I'm not sure I follow. What does "transform into new situations" really mean?

> We can construct an infinite number of consistent mathematical realities but only by comparing their predictions to our reality can we resolve which reality is our own.

If this is really what he meant, I appreciate the correction. If it would have been clear from the text, I would have proceeded with pointing out with pointing out the dodgy assumptions that underly the finetuning problem, but that would be even more like arguing against a deist/theist.

1 comments

>I'm not sure I follow. What does "transform into new situations" really mean?

Emergence as a side-effect.

>If this is really what he meant, I appreciate the correction. If it would have been clear from the text, I would have proceeded with pointing out with pointing out the dodgy assumptions that underly the finetuning problem, but that would be even more like arguing against a deist/theist.

Yes, I am probably putting words in the author's mouth. He goes on a bit about computer simulations and how the Mandelbrot always "existed" because it is a mathematical consequence. In his view it seems different simulations are different universes and our universe is particularly amazing because it has evolved minds (computational constructs) that can distinguish different realities. Pair that with the idea that mathematics is a choice based on preconditions and you arrive at my statement.

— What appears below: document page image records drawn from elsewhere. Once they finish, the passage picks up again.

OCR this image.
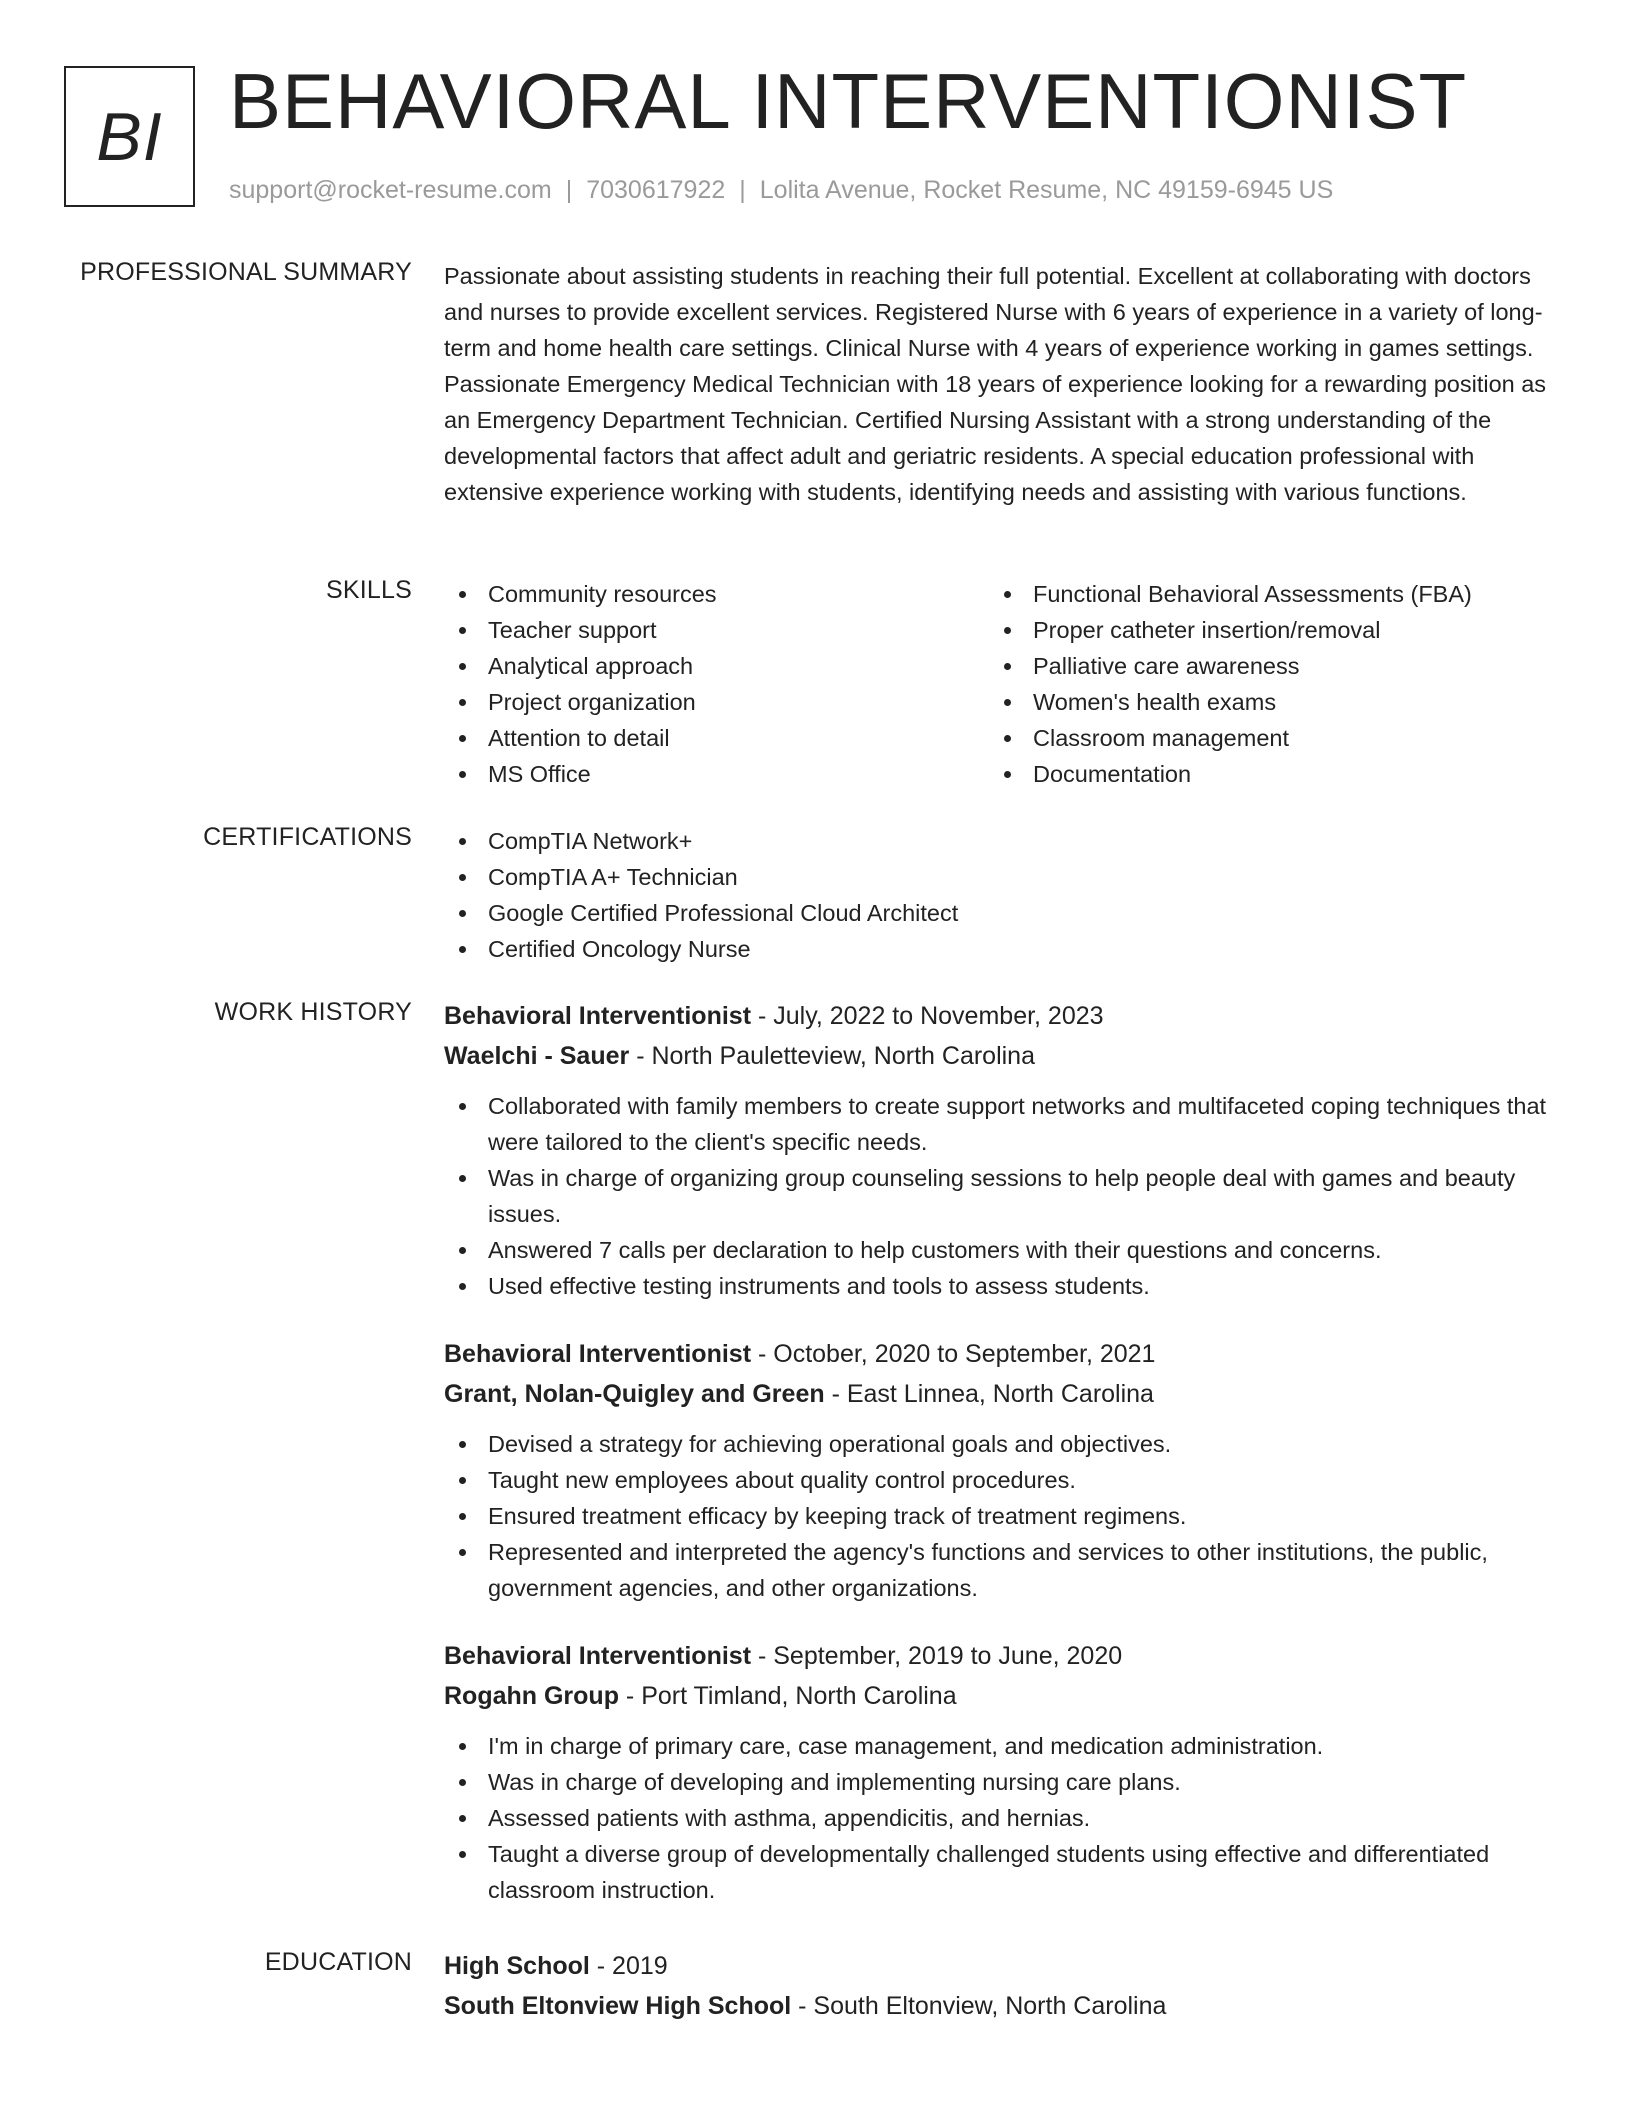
BI BEHAVIORAL INTERVENTIONIST
support@rocket-resume.com | 7030617922 | Lolita Avenue, Rocket Resume, NC 49159-6945 US
PROFESSIONAL SUMMARY Passionate about assisting students in reaching their full potential. Excellent at collaborating with doctors and nurses to provide excellent services. Registered Nurse with 6 years of experience in a variety of long-term and home health care settings. Clinical Nurse with 4 years of experience working in games settings. Passionate Emergency Medical Technician with 18 years of experience looking for a rewarding position as an Emergency Department Technician. Certified Nursing Assistant with a strong understanding of the developmental factors that affect adult and geriatric residents. A special education professional with extensive experience working with students, identifying needs and assisting with various functions.
SKILLS	Community resources
Teacher support
Analytical approach
Project organization
Attention to detail
MS Office
Functional Behavioral Assessments (FBA)
Proper catheter insertion/removal
Palliative care awareness
Women's health exams
Classroom management
Documentation
CERTIFICATIONS	CompTIA Network+
CompTIA A+ Technician
Google Certified Professional Cloud Architect
Certified Oncology Nurse
WORK HISTORY Behavioral Interventionist - July, 2022 to November, 2023
Waelchi - Sauer - North Pauletteview, North Carolina
Collaborated with family members to create support networks and multifaceted coping techniques that were tailored to the client's specific needs.
Was in charge of organizing group counseling sessions to help people deal with games and beauty issues.
Answered 7 calls per declaration to help customers with their questions and concerns.
Used effective testing instruments and tools to assess students.
Behavioral Interventionist - October, 2020 to September, 2021
Grant, Nolan-Quigley and Green - East Linnea, North Carolina
Devised a strategy for achieving operational goals and objectives.
Taught new employees about quality control procedures.
Ensured treatment efficacy by keeping track of treatment regimens.
Represented and interpreted the agency's functions and services to other institutions, the public, government agencies, and other organizations.
Behavioral Interventionist - September, 2019 to June, 2020
Rogahn Group - Port Timland, North Carolina
I'm in charge of primary care, case management, and medication administration.
Was in charge of developing and implementing nursing care plans.
Assessed patients with asthma, appendicitis, and hernias.
Taught a diverse group of developmentally challenged students using effective and differentiated classroom instruction.
EDUCATION High School - 2019
South Eltonview High School - South Eltonview, North Carolina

Talking about "side effects", "transformation" or "emergence" seems to assign properties to mathematics that I can't really wrap my head around. I thought that all we could be certain of when it comes to math is that it is a self-consistent set of axioms and rules. A set, of infinite size or not, that would be static and fixed.
A set is fixed but you have an infinite number of sets. We could imagine a (infinitely large) set that contains all primes. But how was that set constructed? To construct such a set an iterative process has to be continuously applied to the prior set. I consider this akin to emergence because physical processes act much the same way and result in novel configurations (sets).